ついに緊急事態宣言である

4月2日夜に緊急事態宣言が出る、21日間──との情報を、結構確かな筋と思われる所から受けたのは、3月末。東京がロックダウン(首都閉鎖)になるとの小池知事の言葉を、つい信じそうになっていた。もちろん冷静に考えて、日本ではそうした法的根拠はないのだが、デマの心理というのは恐ろしいものである。

4月最初の週末(4・5日)はまたしても自粛要請で、銀座はじめどこも百貨店が軒並み休業するなどし、人通りもなかったらしい。その翌週末も休業なので、百貨店に行くのはその後だわと思っていたら、なんと昨夕緊急事態宣言(5月6日まで!)が出て、今日からビシッと休業である。あ?あ、用事があったのに。こんなことなら、平日夜に行っておけばよかった‥。後悔しても、時すでに遅し。神戸にいた子供の頃、百貨店に連れて行ってもらうのは晴れの行事で、それはそれは楽しみだった。1ヶ月半も百貨店に行かない生活は、たぶん生まれて初めてのような気がする。百貨店に行っていろいろな商品を見、買い物をすることは、気分転換に最高だったと、改めて気がつく。
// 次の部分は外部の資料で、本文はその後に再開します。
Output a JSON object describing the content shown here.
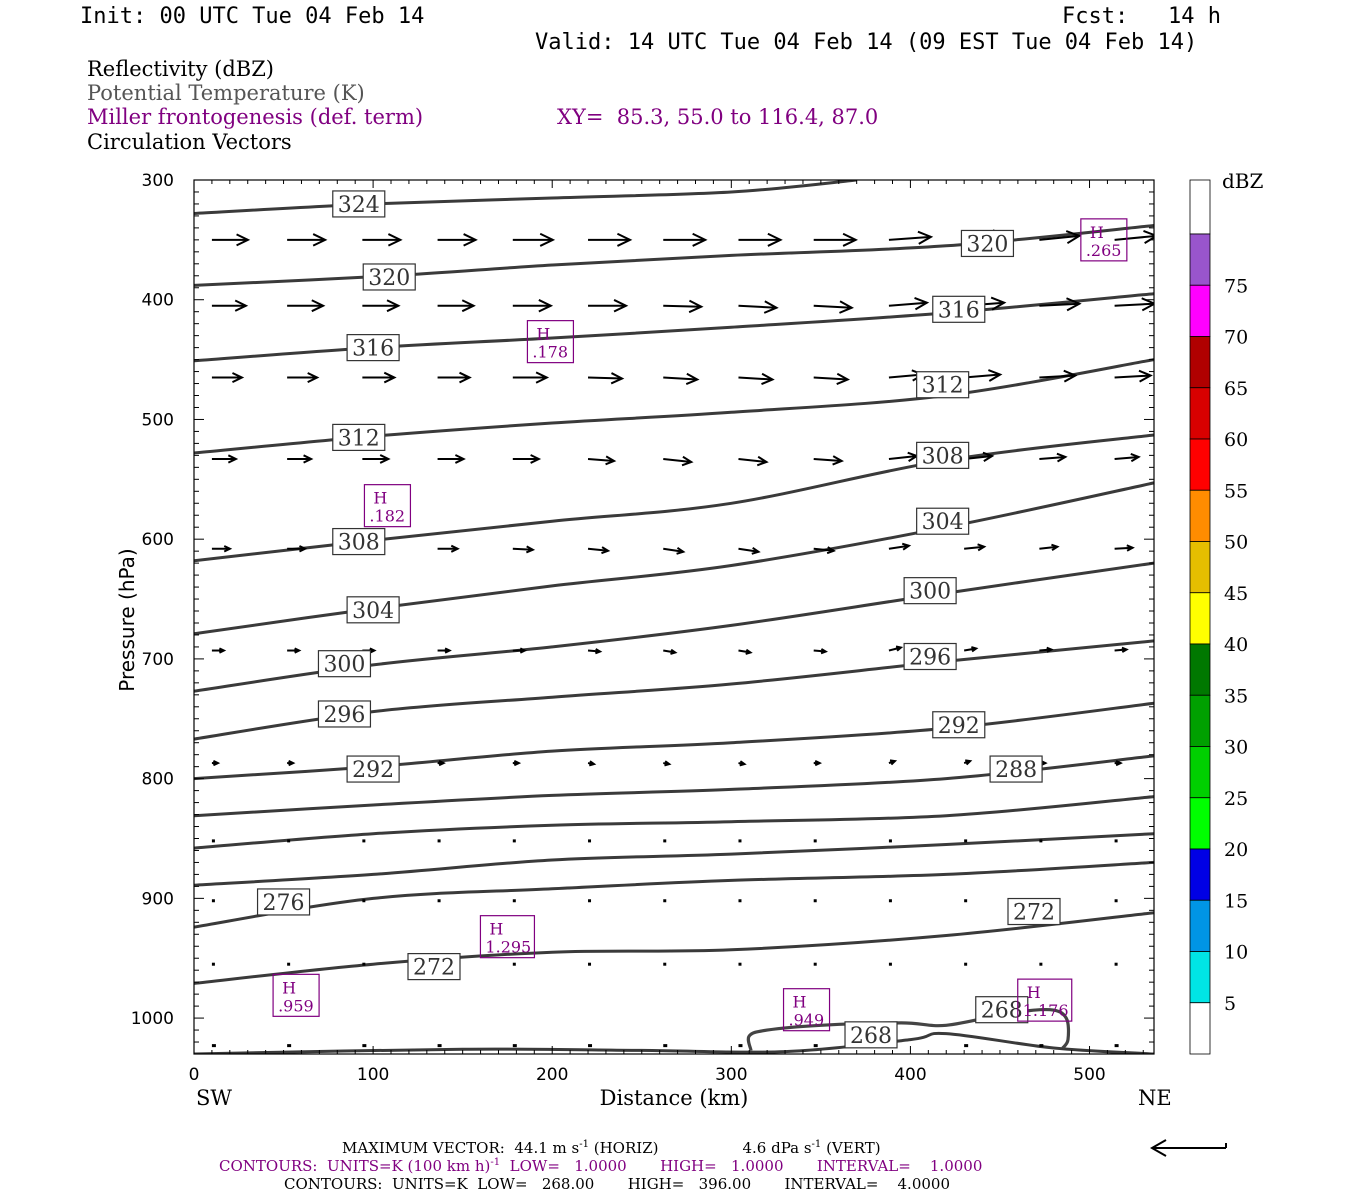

外出を控えさせて感染者数が減れば、前倒しで解除するだろうか? 否、解除して、もしまた感染者が増えれば非難が激しくなるから、たとえ減っても結局のところ、所期通りにはやるのだろう。反対に、延期は充分にありうると思われる。武漢では2ヶ月半の完全封鎖が効を奏したとして本日封鎖を解除するそうだが、結果、また増殖するなんてことはないのだろうか、心配だ。もともと中国では隠蔽はお手の物なので、本当に減ったのかどうか、そもそも疑わしい。

調停はもちろん、裁判も(身柄事件は別として)すべて中止になった。延期期日も現段階では決められず連休明けになるから、恐ろしく法廷が混雑し、夏休み返上になるのかもしれない。学校も閉校分の勉強が持ち越され、やはり夏休み返上かもしれない。大学では閉校中ネット授業を実施するとのこと、明日はその研修で大学まで行くことになっている。今年1月6日に最初の報道があった新型コロナウィルス(中国では12月はもちろん、11月にはすでに把握されていたと聞く)が、世界を大きく変えた。ワクチンなり特効薬が出来ることによりいつかはこの騒動は収まるだろうが、しかし様々な意味において、このコロナがなかった以前の時代にはきっともう戻れない。それくらいにこの災厄は凄まじい。

感染しない・させないために、「外出をせず3密を避ける」のスローガンの下、観光業界、小売業界、飲食業界(特にカラオケや夜の飲食業)の売上げはがた減りで、それはことに、規模が小さい自営業を直撃し、非正規労働者の収入の道を閉ざしてしまう。その補償を政府は様々に講じているようだが、財政は無限ではない。しかし宣言を出す以上、たとえ自粛要請でも基本的には強制に近いのだから、従う国民の苦しみを政治が分かち合うために、国会議員が歳費のせめて10%(できれば20%)を削減する案が与野党共々なぜ出ないのだろうか、不思議にすら思う。

自宅から出るなと言われても、狭い家に、仕事に行けない大人と学校に行けない子供がひしめき合っているのは、心身共に辛いことである。すでに事実上の1ヶ月が経過した後の、さらにまた厳しい1ヶ月となる。DVも増えていると聞く。収入が減った云々のやりとりで、夫が妻を殴って死亡させた傷害致死事件も報道された。2ヶ月という長い期間を、家族が揃って心身共に健康でやり過ごすというのは口で言うほど簡単なことではあるまい。互いの思いやり、社会の連帯意識を強く持ちたいと願うものである。